Terrance Ferguson is arguably the most difficult prospect to assess in the 2017 NBA Draft. Ferguson skipped playing college basketball to play professionally in Australia. He is one of the youngest players in the draft with a lot of potential as an athlete. However, he has virtually no competitive games against comparable talent to make any strong assessments. A late-rising lottery-level talent before going to Australia, Ferguson’s decision not to attend Arizona has likely damaged his draft profile.
Ferguson could be an elite shooter but there is not enough evidence to know how his game will translate to the professional level. Teams will bet on his strong profile prior to his overseas departure as he only shot 31% from deep this past season. At 6’7 with an ability to elevate higher than many shooting guards, Ferguson should not have much difficulty in getting his shot off.

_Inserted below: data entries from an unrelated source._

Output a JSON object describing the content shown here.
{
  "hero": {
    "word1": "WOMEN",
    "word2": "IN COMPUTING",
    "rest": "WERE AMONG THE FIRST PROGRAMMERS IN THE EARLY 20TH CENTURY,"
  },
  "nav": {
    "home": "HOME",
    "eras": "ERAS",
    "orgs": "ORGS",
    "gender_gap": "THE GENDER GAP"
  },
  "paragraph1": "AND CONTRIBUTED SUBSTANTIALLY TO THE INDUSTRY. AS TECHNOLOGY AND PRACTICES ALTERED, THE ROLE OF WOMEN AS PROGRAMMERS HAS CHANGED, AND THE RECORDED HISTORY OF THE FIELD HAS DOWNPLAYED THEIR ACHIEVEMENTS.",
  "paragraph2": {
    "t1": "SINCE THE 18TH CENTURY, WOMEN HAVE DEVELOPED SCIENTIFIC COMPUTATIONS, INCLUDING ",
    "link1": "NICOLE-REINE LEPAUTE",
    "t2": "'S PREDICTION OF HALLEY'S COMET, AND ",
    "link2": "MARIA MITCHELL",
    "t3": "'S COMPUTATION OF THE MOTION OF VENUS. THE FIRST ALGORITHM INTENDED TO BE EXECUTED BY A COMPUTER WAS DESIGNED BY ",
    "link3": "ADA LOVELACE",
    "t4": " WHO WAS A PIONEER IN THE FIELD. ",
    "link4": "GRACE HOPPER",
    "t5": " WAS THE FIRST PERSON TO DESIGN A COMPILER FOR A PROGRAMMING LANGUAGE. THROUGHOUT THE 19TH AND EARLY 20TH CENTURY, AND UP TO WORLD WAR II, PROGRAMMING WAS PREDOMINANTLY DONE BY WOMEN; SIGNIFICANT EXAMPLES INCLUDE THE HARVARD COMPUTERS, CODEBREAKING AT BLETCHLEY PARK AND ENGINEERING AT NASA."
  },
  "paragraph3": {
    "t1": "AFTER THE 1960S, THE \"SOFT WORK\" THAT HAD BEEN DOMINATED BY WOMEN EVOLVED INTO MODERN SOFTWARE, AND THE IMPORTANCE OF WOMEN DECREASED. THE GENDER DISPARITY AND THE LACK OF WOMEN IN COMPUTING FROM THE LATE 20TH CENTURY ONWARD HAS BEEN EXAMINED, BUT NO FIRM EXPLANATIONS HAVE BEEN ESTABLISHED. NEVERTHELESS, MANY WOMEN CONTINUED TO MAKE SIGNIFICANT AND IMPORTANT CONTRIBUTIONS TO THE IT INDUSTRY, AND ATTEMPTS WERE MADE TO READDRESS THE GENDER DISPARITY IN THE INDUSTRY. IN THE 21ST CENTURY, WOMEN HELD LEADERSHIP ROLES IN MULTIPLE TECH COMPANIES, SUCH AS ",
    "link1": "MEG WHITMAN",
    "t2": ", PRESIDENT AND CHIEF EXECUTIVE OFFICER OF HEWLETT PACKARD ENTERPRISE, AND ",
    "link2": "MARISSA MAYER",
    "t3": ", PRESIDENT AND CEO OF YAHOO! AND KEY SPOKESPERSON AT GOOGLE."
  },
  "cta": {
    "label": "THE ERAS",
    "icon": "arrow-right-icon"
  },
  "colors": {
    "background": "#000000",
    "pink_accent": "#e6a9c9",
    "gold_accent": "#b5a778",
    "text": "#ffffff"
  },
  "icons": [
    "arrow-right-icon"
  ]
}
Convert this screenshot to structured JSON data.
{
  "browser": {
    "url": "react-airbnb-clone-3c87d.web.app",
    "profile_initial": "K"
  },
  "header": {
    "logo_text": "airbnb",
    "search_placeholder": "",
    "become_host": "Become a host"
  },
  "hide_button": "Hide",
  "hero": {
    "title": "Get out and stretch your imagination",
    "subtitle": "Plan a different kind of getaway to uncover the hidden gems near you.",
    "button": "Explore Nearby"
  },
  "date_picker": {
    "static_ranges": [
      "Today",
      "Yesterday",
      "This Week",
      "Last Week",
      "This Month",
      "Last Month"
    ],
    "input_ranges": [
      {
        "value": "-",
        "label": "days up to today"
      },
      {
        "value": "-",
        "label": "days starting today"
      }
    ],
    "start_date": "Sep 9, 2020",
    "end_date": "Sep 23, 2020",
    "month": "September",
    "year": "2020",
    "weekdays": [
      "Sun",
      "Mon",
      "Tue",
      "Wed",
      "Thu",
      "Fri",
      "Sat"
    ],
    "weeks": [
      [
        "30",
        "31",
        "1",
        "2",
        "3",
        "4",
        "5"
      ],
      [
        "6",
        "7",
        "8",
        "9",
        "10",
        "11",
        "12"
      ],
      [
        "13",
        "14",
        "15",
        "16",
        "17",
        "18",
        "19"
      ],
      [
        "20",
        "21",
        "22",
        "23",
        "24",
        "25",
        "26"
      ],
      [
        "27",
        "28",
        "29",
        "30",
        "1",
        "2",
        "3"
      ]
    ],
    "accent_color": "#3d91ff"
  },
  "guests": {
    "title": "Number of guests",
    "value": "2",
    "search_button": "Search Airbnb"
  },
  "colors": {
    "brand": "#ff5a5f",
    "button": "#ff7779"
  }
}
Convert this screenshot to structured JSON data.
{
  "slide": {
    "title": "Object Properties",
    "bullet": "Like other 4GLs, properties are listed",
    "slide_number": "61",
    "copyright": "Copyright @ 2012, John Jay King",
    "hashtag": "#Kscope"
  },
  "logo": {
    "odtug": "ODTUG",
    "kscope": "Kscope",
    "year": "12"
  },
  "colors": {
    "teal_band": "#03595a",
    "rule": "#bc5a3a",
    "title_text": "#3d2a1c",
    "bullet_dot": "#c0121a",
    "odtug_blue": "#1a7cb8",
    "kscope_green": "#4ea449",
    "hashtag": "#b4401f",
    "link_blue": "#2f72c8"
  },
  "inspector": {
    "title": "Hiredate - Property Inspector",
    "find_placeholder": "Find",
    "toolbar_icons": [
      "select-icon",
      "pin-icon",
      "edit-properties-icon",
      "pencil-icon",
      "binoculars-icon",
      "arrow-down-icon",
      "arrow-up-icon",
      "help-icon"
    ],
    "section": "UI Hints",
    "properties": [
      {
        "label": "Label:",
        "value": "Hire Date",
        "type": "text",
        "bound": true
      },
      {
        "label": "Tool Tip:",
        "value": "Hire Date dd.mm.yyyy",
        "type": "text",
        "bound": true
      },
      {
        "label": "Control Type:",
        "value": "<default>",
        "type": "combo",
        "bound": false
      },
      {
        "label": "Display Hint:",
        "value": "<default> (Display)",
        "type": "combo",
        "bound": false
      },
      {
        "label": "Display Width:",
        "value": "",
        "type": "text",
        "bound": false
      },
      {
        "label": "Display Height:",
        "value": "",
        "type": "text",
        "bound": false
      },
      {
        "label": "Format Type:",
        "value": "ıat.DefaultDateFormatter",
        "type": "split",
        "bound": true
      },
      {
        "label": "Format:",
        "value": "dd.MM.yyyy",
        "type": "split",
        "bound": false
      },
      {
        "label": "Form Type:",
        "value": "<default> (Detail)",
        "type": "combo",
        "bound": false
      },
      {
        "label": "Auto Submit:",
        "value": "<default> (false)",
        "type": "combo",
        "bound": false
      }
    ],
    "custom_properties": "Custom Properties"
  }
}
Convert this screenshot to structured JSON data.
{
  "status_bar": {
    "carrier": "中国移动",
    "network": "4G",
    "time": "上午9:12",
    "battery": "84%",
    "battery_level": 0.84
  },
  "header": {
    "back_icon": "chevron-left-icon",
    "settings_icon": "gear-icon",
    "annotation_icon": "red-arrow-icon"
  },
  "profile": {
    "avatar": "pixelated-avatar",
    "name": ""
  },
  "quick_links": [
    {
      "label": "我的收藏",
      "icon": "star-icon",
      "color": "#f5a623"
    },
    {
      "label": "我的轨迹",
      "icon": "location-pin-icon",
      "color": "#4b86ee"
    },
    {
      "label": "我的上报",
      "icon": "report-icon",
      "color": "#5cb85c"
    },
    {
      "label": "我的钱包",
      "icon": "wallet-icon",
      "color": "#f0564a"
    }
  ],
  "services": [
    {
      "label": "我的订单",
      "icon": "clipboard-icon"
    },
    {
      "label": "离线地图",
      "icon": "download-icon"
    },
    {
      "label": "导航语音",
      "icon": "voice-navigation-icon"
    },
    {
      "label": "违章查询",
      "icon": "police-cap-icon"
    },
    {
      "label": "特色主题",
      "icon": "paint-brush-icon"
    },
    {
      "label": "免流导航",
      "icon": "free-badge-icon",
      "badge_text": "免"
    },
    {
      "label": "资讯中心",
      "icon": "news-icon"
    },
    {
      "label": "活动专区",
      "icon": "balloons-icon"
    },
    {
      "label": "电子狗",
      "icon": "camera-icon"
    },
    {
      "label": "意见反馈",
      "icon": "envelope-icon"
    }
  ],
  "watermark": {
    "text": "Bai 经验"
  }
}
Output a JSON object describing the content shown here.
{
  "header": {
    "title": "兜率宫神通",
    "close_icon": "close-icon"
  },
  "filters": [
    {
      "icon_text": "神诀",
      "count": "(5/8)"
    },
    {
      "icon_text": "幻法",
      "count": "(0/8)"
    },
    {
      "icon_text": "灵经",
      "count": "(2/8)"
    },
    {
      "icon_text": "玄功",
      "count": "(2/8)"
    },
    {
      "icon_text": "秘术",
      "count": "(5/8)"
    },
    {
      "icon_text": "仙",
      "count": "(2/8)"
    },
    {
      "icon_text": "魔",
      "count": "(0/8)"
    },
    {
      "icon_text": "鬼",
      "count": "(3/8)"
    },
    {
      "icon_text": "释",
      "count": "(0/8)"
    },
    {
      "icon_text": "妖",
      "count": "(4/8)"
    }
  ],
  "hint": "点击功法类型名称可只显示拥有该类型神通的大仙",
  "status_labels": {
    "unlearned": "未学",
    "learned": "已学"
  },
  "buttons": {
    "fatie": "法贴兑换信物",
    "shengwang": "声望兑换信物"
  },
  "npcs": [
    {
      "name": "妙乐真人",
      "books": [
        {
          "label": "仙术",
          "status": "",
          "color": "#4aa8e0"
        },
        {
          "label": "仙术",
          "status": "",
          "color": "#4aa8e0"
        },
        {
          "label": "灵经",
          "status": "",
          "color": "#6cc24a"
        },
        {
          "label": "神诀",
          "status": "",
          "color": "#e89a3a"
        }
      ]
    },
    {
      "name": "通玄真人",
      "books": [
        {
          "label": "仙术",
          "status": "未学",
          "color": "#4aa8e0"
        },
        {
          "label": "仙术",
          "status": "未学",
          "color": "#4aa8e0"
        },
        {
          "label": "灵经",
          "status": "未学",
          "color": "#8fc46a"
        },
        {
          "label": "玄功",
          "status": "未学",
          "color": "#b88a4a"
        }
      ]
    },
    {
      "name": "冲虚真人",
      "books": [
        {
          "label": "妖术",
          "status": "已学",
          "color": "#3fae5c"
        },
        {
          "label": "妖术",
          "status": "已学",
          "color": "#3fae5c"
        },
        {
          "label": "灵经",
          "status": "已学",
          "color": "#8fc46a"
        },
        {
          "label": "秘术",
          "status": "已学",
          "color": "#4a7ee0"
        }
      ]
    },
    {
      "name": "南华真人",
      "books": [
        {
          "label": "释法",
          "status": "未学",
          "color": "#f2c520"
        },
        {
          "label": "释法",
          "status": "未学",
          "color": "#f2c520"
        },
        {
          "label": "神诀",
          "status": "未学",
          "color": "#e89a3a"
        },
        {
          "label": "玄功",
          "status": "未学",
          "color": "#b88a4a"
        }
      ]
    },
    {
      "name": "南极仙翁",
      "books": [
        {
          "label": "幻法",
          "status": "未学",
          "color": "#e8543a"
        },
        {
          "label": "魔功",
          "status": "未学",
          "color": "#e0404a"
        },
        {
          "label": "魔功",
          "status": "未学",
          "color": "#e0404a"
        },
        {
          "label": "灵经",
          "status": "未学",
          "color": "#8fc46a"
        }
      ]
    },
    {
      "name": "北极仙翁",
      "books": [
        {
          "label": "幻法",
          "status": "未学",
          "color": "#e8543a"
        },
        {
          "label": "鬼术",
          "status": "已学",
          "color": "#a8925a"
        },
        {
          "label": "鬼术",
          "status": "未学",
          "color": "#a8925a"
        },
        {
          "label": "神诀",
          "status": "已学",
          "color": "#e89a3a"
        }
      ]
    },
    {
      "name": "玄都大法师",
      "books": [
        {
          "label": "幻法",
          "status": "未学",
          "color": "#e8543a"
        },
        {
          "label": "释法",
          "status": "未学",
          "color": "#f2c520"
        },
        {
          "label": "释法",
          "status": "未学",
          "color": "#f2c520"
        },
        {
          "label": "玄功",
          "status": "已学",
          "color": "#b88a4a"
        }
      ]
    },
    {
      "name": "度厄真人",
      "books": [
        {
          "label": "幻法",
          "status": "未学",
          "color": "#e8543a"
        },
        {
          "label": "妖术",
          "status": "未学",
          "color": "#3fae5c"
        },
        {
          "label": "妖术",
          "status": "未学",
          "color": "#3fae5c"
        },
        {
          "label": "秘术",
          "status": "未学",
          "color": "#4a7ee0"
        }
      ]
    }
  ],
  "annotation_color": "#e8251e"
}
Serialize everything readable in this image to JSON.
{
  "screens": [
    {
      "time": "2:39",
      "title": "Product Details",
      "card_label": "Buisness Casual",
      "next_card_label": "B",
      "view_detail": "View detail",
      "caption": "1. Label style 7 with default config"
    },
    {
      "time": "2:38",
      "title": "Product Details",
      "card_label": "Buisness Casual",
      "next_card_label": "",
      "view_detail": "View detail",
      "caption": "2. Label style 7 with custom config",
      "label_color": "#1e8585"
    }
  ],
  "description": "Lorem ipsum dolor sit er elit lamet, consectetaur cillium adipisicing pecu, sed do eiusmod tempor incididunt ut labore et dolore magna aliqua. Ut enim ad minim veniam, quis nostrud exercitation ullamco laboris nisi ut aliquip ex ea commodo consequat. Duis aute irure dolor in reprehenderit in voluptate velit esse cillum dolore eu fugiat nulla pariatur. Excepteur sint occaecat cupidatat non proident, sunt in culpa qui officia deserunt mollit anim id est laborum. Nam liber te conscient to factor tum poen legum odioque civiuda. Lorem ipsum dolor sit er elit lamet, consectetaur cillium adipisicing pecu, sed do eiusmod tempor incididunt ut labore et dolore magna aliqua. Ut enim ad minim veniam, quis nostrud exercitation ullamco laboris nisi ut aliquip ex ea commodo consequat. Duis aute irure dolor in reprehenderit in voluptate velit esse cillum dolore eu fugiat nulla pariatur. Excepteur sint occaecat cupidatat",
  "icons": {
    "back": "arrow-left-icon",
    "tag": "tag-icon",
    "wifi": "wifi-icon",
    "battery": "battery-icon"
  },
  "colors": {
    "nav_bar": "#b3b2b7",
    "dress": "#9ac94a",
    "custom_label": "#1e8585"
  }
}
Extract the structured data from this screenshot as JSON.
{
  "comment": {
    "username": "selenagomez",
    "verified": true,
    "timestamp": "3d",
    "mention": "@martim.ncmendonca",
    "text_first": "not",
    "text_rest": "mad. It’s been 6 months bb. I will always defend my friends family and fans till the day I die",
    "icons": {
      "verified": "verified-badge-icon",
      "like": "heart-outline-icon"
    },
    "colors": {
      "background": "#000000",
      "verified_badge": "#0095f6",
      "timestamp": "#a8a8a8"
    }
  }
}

As a high school senior, he reminded me of Devin Booker with more upside on the defensive end. Booker improved dramatically in his transition to college and then to the NBA. Ferguson did not maintain the same trajectory as Booker this season but it remains a reasonable comparison.
Ferguson is tall but has relatively short arms with just under a 6’9” wingspan. Players whose wing span is less than 2 inches longer than their height have historically struggle to make an impact on the defensive end of the floor.
Ferguson has a little more athleticism than other players with similar profiles and play with an unusual intelligence for his age and limitations in experience. He will not be drafted based upon his ability to defend but he should be able to defend his position in time.
Fit for the Atlanta Hawks
If Ferguson’s outside shot translated to the NBA, he is a reliable starter who will provide the spacing that every NBA team craves. An intelligent player who was a late-blooming talent in high school, it is difficult to assess what his last year overseas means for his development. If the Hawks base their assessment on what he was when he left, there would be plenty to be excited about with regard to his fit both on and off the floor in Atlanta.
I loved Ferguson as a prospect entering the 2016-17 college season and thought he would have benefited greatly in playing for Sean Miller at Arizona. I projected him to be a top-10 prospect before he made the decision to play professionally—which is not a decision that necessarily projects as a negative. What is a negative is his struggle to play much or knock down shots in Australia.
However, he played against much more mature players both in age and physical skill. Several reports shared how mature he handled himself in a professional environment. Ferguson is a risk as his shot could carry him anywhere from a star leader to a useless roster spot. With the 19th selection, Ferguson could be the rare player that has star ability and remains on the board after the lottery picks have passed.